A audiência pública realizada na noite de ontem pela Prefeitura de Vilhena para discutir projetos de mobilidade urbana na BR-364, no perímetro urbano, terminou cercada de questionamentos e insatisfação. O evento aconteceu na Câmara de Vereadores.


Apesar de anunciada como um encontro técnico em que também se escolheria o melhor modelo de projeto, a reunião não apresentou números básicos sobre as propostas e foi alvo de cobranças sobre custos, viabilidade e até sobre o uso político do evento.


O auditório ficou lotado, com dezenas de acadêmicos dos cursos de Engenharia e Arquitetura de uma faculdade local e representantes da sociedade civil. A expectativa era de debate sobre fluxo de veículos, impacto, prazos e valores. No entanto, os engenheiros da empresa contratada para desenvolver os projetos se limitaram a exibir imagens e animações gráficas, com informações genéricas sobre os diferentes modelos.

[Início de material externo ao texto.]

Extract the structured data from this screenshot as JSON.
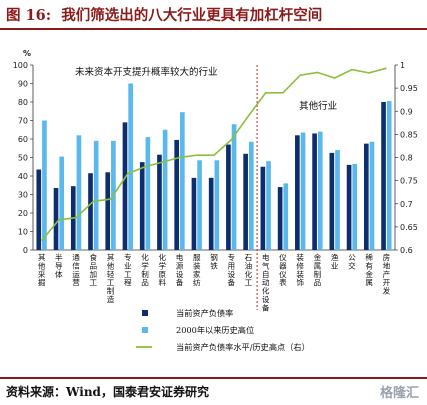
{
  "header": {
    "figure_label": "图 16:",
    "title": "我们筛选出的八大行业更具有加杠杆空间"
  },
  "footer": {
    "source": "资料来源：Wind，国泰君安证券研究",
    "watermark": "格隆汇"
  },
  "colors": {
    "title": "#8b1a1a",
    "current": "#0c2e6e",
    "historical": "#5bb8ec",
    "ratio_line": "#8cbf3f",
    "divider": "#d21e1e"
  },
  "chart_data": {
    "type": "bar",
    "y_unit_label": "%",
    "ylim": [
      0,
      100
    ],
    "y_ticks": [
      0,
      10,
      20,
      30,
      40,
      50,
      60,
      70,
      80,
      90,
      100
    ],
    "y2lim": [
      0.6,
      1.0
    ],
    "y2_ticks": [
      "0.6",
      "0.65",
      "0.7",
      "0.75",
      "0.8",
      "0.85",
      "0.9",
      "0.95",
      "1"
    ],
    "categories": [
      "其他采掘",
      "半导体",
      "通信运营",
      "食品加工",
      "其他轻工制造",
      "专业工程",
      "化学制品",
      "化学原料",
      "电源设备",
      "服装家纺",
      "钢铁",
      "专用设备",
      "石油化工",
      "电气自动化设备",
      "仪器仪表",
      "装修装饰",
      "金属制品",
      "渔业",
      "公交",
      "稀有金属",
      "房地产开发"
    ],
    "series": [
      {
        "name": "当前资产负债率",
        "type": "bar",
        "axis": "left",
        "values": [
          43.5,
          33.5,
          34.5,
          41.5,
          42,
          69,
          47.5,
          51.5,
          59.5,
          39,
          39,
          57,
          52,
          45,
          34,
          62,
          63,
          52.5,
          46,
          57.5,
          80
        ]
      },
      {
        "name": "2000年以来历史高位",
        "type": "bar",
        "axis": "left",
        "values": [
          70,
          50.5,
          62,
          59,
          59,
          90,
          61,
          65,
          74.5,
          48.5,
          48.5,
          68,
          58.5,
          48,
          36,
          63.5,
          64,
          54,
          46.5,
          58.5,
          80.5
        ]
      },
      {
        "name": "当前资产负债率水平/历史高点（右）",
        "type": "line",
        "axis": "right",
        "values": [
          0.62,
          0.665,
          0.67,
          0.705,
          0.71,
          0.765,
          0.78,
          0.79,
          0.8,
          0.805,
          0.805,
          0.838,
          0.89,
          0.94,
          0.94,
          0.978,
          0.984,
          0.972,
          0.99,
          0.983,
          0.993
        ]
      }
    ],
    "annotations": {
      "left_group": "未来资本开支提升概率较大的行业",
      "right_group": "其他行业",
      "divider_after_index": 12
    },
    "legend_position": "bottom-center",
    "grid": false
  }
}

Dos quatro projetos apresentados, três eram imagens de obras feitas em outras cidades - o que não permitiu uma análise virtual mais adequada dos projetos em Vilhena - e apenas um trazia uma arte original, com referência a Vilhena, apontada pelos próprios técnicos como a opção mais próxima do que poderia ser implantado na cidade.


A ausência de dados concretos foi o principal ponto de crítica. Estudantes levantaram dúvidas técnicas sobre capacidade e dimensionamento das vias onde estão previstas as intervenções, mas não receberam respostas objetivas.

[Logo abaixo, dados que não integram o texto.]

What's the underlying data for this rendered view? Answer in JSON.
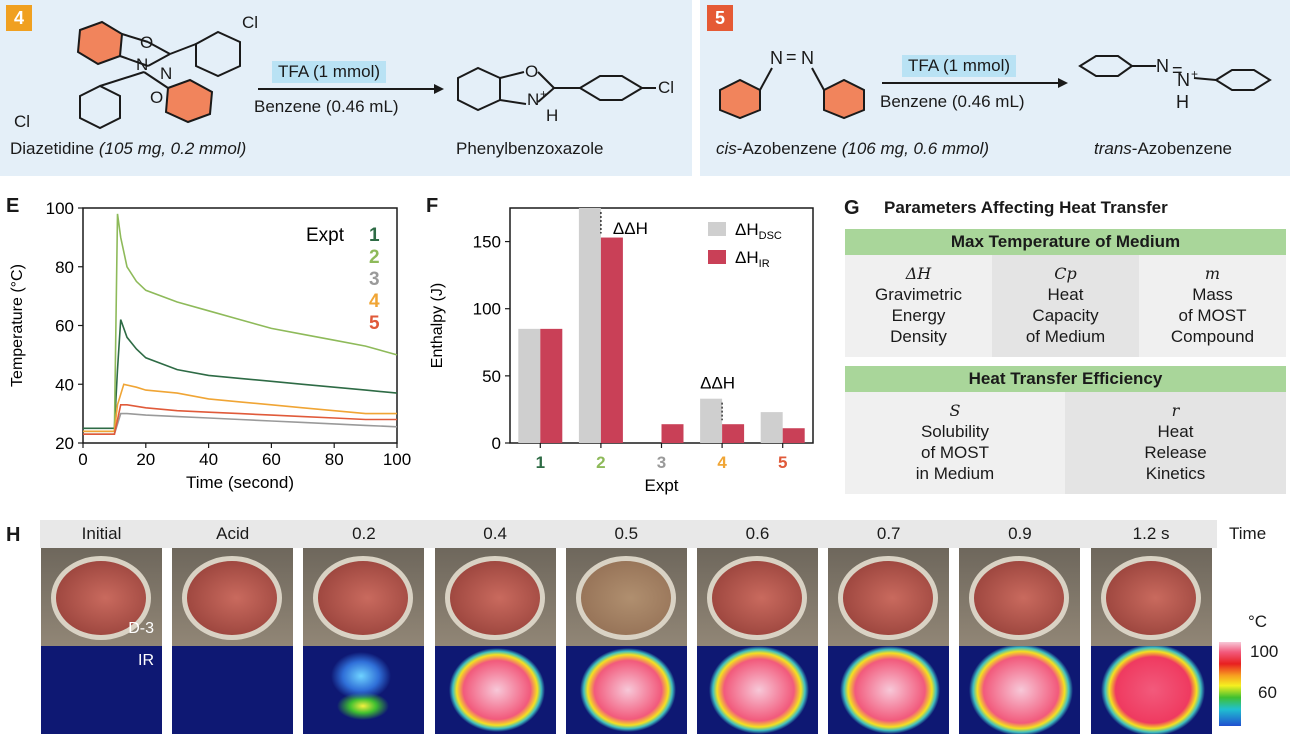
{
  "panel4": {
    "badge": "4",
    "reagent": "TFA (1 mmol)",
    "solvent": "Benzene (0.46 mL)",
    "reactant_name": "Diazetidine",
    "reactant_amount": "(105 mg, 0.2 mmol)",
    "product_name": "Phenylbenzoxazole",
    "atom_cl1": "Cl",
    "atom_cl2": "Cl",
    "atom_cl3": "Cl",
    "atom_o1": "O",
    "atom_o2": "O",
    "atom_o3": "O",
    "atom_n1": "N",
    "atom_n2": "N",
    "atom_n3": "N",
    "atom_h": "H",
    "charge": "+"
  },
  "panel5": {
    "badge": "5",
    "reagent": "TFA (1 mmol)",
    "solvent": "Benzene (0.46 mL)",
    "reactant_prefix": "cis",
    "reactant_name": "-Azobenzene",
    "reactant_amount": "(106 mg, 0.6 mmol)",
    "product_prefix": "trans",
    "product_name": "-Azobenzene",
    "atom_n1": "N",
    "atom_n2": "N",
    "atom_n3": "N",
    "atom_n4": "N",
    "atom_h": "H",
    "charge": "+",
    "double_bond": "="
  },
  "panelE": {
    "label": "E",
    "legend_title": "Expt",
    "chart_data": {
      "type": "line",
      "xlabel": "Time (second)",
      "ylabel": "Temperature (°C)",
      "xlim": [
        0,
        100
      ],
      "ylim": [
        20,
        100
      ],
      "xticks": [
        "0",
        "20",
        "40",
        "60",
        "80",
        "100"
      ],
      "yticks": [
        "20",
        "40",
        "60",
        "80",
        "100"
      ],
      "series": [
        {
          "name": "1",
          "color": "#2e6b45",
          "x": [
            0,
            9,
            10,
            11,
            12,
            14,
            17,
            20,
            30,
            40,
            50,
            60,
            70,
            80,
            90,
            100
          ],
          "y": [
            25,
            25,
            25,
            45,
            62,
            56,
            52,
            49,
            45,
            43,
            42,
            41,
            40,
            39,
            38,
            37
          ]
        },
        {
          "name": "2",
          "color": "#8eba5a",
          "x": [
            0,
            9,
            10,
            11,
            12,
            14,
            17,
            20,
            30,
            40,
            50,
            60,
            70,
            80,
            90,
            100
          ],
          "y": [
            24,
            24,
            24,
            98,
            90,
            80,
            75,
            72,
            68,
            65,
            62,
            59,
            57,
            55,
            53,
            50
          ]
        },
        {
          "name": "3",
          "color": "#9a9a9a",
          "x": [
            0,
            9,
            10,
            12,
            14,
            20,
            30,
            40,
            50,
            60,
            70,
            80,
            90,
            100
          ],
          "y": [
            23,
            23,
            23,
            30,
            30,
            29.5,
            29,
            28.5,
            28,
            27.5,
            27,
            26.5,
            26,
            25.5
          ]
        },
        {
          "name": "4",
          "color": "#f0a535",
          "x": [
            0,
            9,
            10,
            11,
            13,
            17,
            20,
            30,
            40,
            50,
            60,
            70,
            80,
            90,
            100
          ],
          "y": [
            24,
            24,
            24,
            33,
            40,
            39,
            38,
            37,
            35,
            34,
            33,
            32,
            31,
            30,
            30
          ]
        },
        {
          "name": "5",
          "color": "#e05a3a",
          "x": [
            0,
            9,
            10,
            12,
            14,
            20,
            30,
            40,
            50,
            60,
            70,
            80,
            90,
            100
          ],
          "y": [
            23,
            23,
            23,
            33,
            33,
            32,
            31,
            30.5,
            30,
            29.5,
            29,
            28.5,
            28,
            28
          ]
        }
      ]
    }
  },
  "panelF": {
    "label": "F",
    "annotation_top": "ΔΔH",
    "annotation_bottom": "ΔΔH",
    "legend_dsc": "ΔH",
    "legend_dsc_sub": "DSC",
    "legend_ir": "ΔH",
    "legend_ir_sub": "IR",
    "chart_data": {
      "type": "bar",
      "xlabel": "Expt",
      "ylabel": "Enthalpy (J)",
      "ylim": [
        0,
        175
      ],
      "yticks": [
        "0",
        "50",
        "100",
        "150"
      ],
      "categories": [
        "1",
        "2",
        "3",
        "4",
        "5"
      ],
      "category_colors": [
        "#2e6b45",
        "#8eba5a",
        "#9a9a9a",
        "#f0a535",
        "#e05a3a"
      ],
      "series": [
        {
          "name": "ΔH DSC",
          "color": "#cfcfcf",
          "values": [
            85,
            175,
            0,
            33,
            23
          ]
        },
        {
          "name": "ΔH IR",
          "color": "#c94057",
          "values": [
            85,
            153,
            14,
            14,
            11
          ]
        }
      ]
    }
  },
  "panelG": {
    "label": "G",
    "title": "Parameters Affecting Heat Transfer",
    "section1_header": "Max Temperature of Medium",
    "cell1_sym": "ΔH",
    "cell1_l1": "Gravimetric",
    "cell1_l2": "Energy",
    "cell1_l3": "Density",
    "cell2_sym": "Cp",
    "cell2_l1": "Heat",
    "cell2_l2": "Capacity",
    "cell2_l3": "of Medium",
    "cell3_sym": "m",
    "cell3_l1": "Mass",
    "cell3_l2": "of MOST",
    "cell3_l3": "Compound",
    "section2_header": "Heat Transfer Efficiency",
    "cell4_sym": "S",
    "cell4_l1": "Solubility",
    "cell4_l2": "of MOST",
    "cell4_l3": "in Medium",
    "cell5_sym": "r",
    "cell5_l1": "Heat",
    "cell5_l2": "Release",
    "cell5_l3": "Kinetics"
  },
  "panelH": {
    "label": "H",
    "time_label": "Time",
    "frames": [
      "Initial",
      "Acid",
      "0.2",
      "0.4",
      "0.5",
      "0.6",
      "0.7",
      "0.9",
      "1.2 s"
    ],
    "photo_label": "D-3",
    "ir_label": "IR",
    "scale_unit": "°C",
    "scale_max": "100",
    "scale_mid": "60"
  }
}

O jornalista Paulo Mendes questionou publicamente o motivo da audiência, já que, segundo ele, R$ 1 milhão foi pago para elaboração do projeto e nem informações básicas, como volume de tráfego para cada alternativa, foram apresentadas para que a população pudesse comparar custo-benefício. A resposta dos engenheiros gerou ainda mais desconforto (ASSISTA VÍDEO).

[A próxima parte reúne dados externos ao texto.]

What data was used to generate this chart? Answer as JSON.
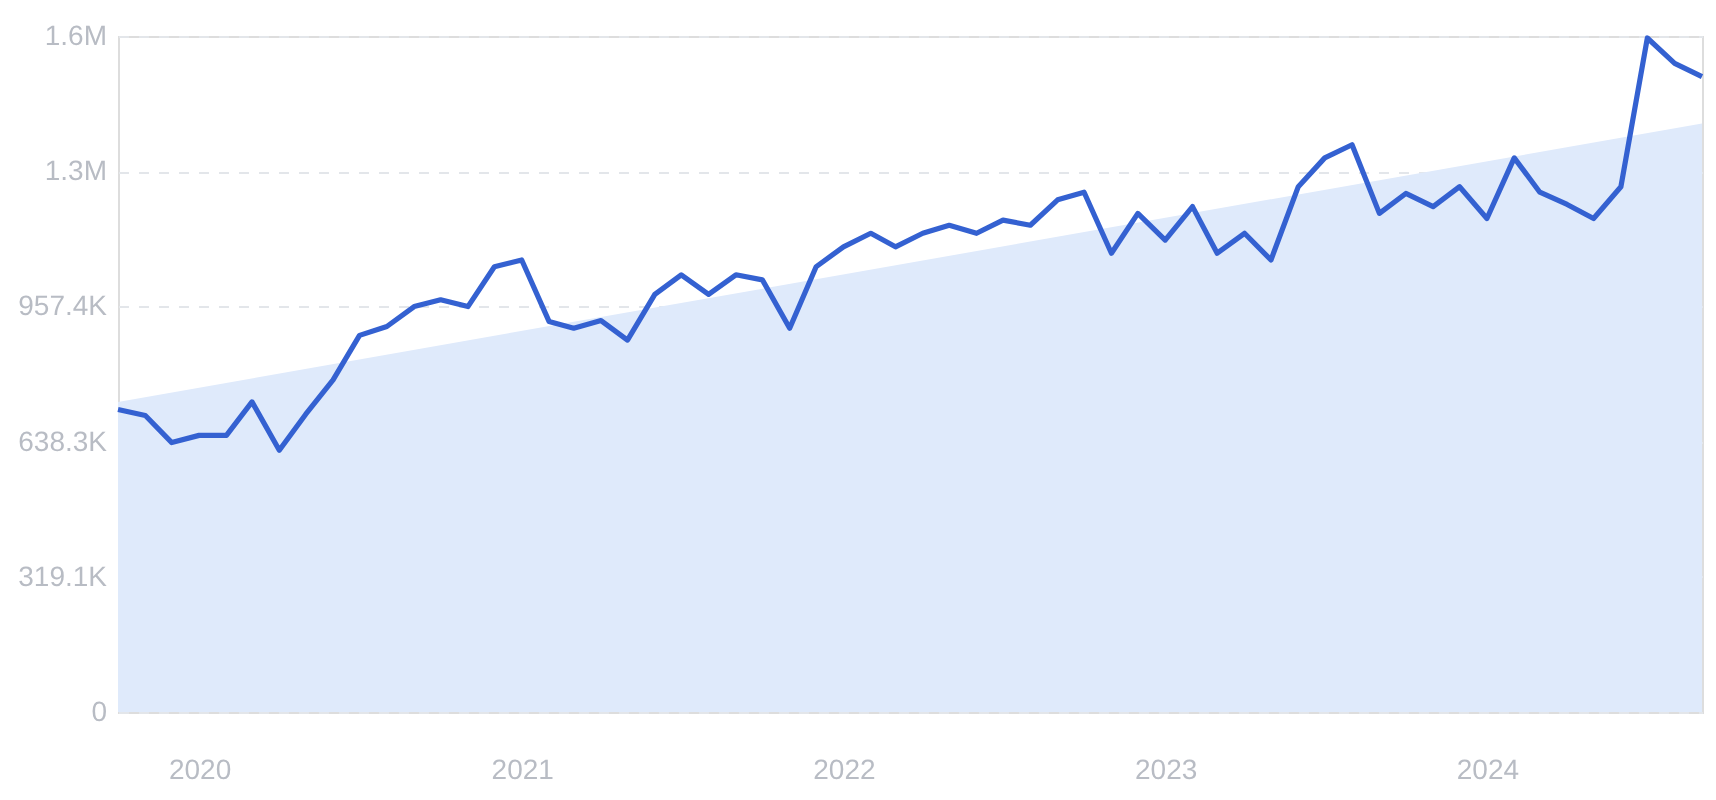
{
  "chart_data": {
    "type": "line",
    "x": [
      "2019-10",
      "2019-11",
      "2019-12",
      "2020-01",
      "2020-02",
      "2020-03",
      "2020-04",
      "2020-05",
      "2020-06",
      "2020-07",
      "2020-08",
      "2020-09",
      "2020-10",
      "2020-11",
      "2020-12",
      "2021-01",
      "2021-02",
      "2021-03",
      "2021-04",
      "2021-05",
      "2021-06",
      "2021-07",
      "2021-08",
      "2021-09",
      "2021-10",
      "2021-11",
      "2021-12",
      "2022-01",
      "2022-02",
      "2022-03",
      "2022-04",
      "2022-05",
      "2022-06",
      "2022-07",
      "2022-08",
      "2022-09",
      "2022-10",
      "2022-11",
      "2022-12",
      "2023-01",
      "2023-02",
      "2023-03",
      "2023-04",
      "2023-05",
      "2023-06",
      "2023-07",
      "2023-08",
      "2023-09",
      "2023-10",
      "2023-11",
      "2023-12",
      "2024-01",
      "2024-02",
      "2024-03",
      "2024-04",
      "2024-05",
      "2024-06",
      "2024-07",
      "2024-08",
      "2024-09"
    ],
    "series": [
      {
        "type": "area",
        "color": "#dfeafb",
        "x": [
          "2019-10",
          "2024-09"
        ],
        "values": [
          732000,
          1389000
        ]
      },
      {
        "color": "#3461d1",
        "values": [
          714000,
          700000,
          636000,
          653000,
          653000,
          732000,
          618000,
          703000,
          784000,
          889000,
          910000,
          957000,
          973000,
          957000,
          1051000,
          1067000,
          922000,
          906000,
          924000,
          878000,
          986000,
          1032000,
          986000,
          1032000,
          1020000,
          906000,
          1051000,
          1098000,
          1130000,
          1098000,
          1130000,
          1149000,
          1130000,
          1161000,
          1149000,
          1209000,
          1227000,
          1083000,
          1177000,
          1114000,
          1193000,
          1083000,
          1130000,
          1067000,
          1240000,
          1308000,
          1339000,
          1177000,
          1224000,
          1193000,
          1240000,
          1165000,
          1308000,
          1227000,
          1198000,
          1165000,
          1240000,
          1591000,
          1531000,
          1500000
        ]
      }
    ],
    "xlim": [
      "2019-10",
      "2024-09"
    ],
    "xticks": [
      {
        "value": "2020",
        "label": "2020"
      },
      {
        "value": "2021",
        "label": "2021"
      },
      {
        "value": "2022",
        "label": "2022"
      },
      {
        "value": "2023",
        "label": "2023"
      },
      {
        "value": "2024",
        "label": "2024"
      }
    ],
    "ylim": [
      0,
      1595700
    ],
    "yticks": [
      {
        "value": 0,
        "label": "0"
      },
      {
        "value": 319100,
        "label": "319.1K"
      },
      {
        "value": 638300,
        "label": "638.3K"
      },
      {
        "value": 957400,
        "label": "957.4K"
      },
      {
        "value": 1276600,
        "label": "1.3M"
      },
      {
        "value": 1595700,
        "label": "1.6M"
      }
    ],
    "grid": "y",
    "marker": "none",
    "line_style": "solid"
  }
}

Os profissionais disseram que as informações técnicas não seriam discutidas na audiência, posição que contraria o próprio anúncio do evento e a fala inicial do cerimonialista, que pediu que os questionamentos se limitassem aos aspectos técnicos e evitassem viés político.


Mesmo com a orientação, a maioria do público saiu sem compreender os critérios usados para definir as propostas. Diversas pessoas cobraram estimativas financeiras das obras.


O argumento foi de que, sem saber se um projeto custa 10 milhões ou 100 milhões, fica impossível avaliar o melhor custo benefício e a viabilidade de captação de recursos. A cobrança foi feita inclusive pelo prefeito, Delegado Flori (Podemos), mas não houve previsão de valores por parte da empresa.


Durante a audiência, o nome do candidato apoiado pelo prefeito foi citado duas vezes, de forma discreta e sem menção direta à candidatura. Para parte dos presentes, somado à falta de conteúdo técnico e à estrutura do evento, isso reforçou a percepção de que a audiência teve também um cunho de promoção do candidato, que inclusive esteve no evento com camiseta constando seu nome dos dois lados.


No fim, o que era para ser um debate técnico sobre o futuro da mobilidade na BR-364, se resumiu a apresentações visuais sem dados de base. Ficou no ar a dúvida quanto aos próximos passos e sobre como a população poderá de fato opinar sobre um projeto que ainda não mostrou números.


Foi prometido aos participantes do evento que todas as informações estão disponíveis no Portal da Prefeitura, o que gerou ainda mais desconforto, já que o encontro deveria ter sido norteado por dados concretos.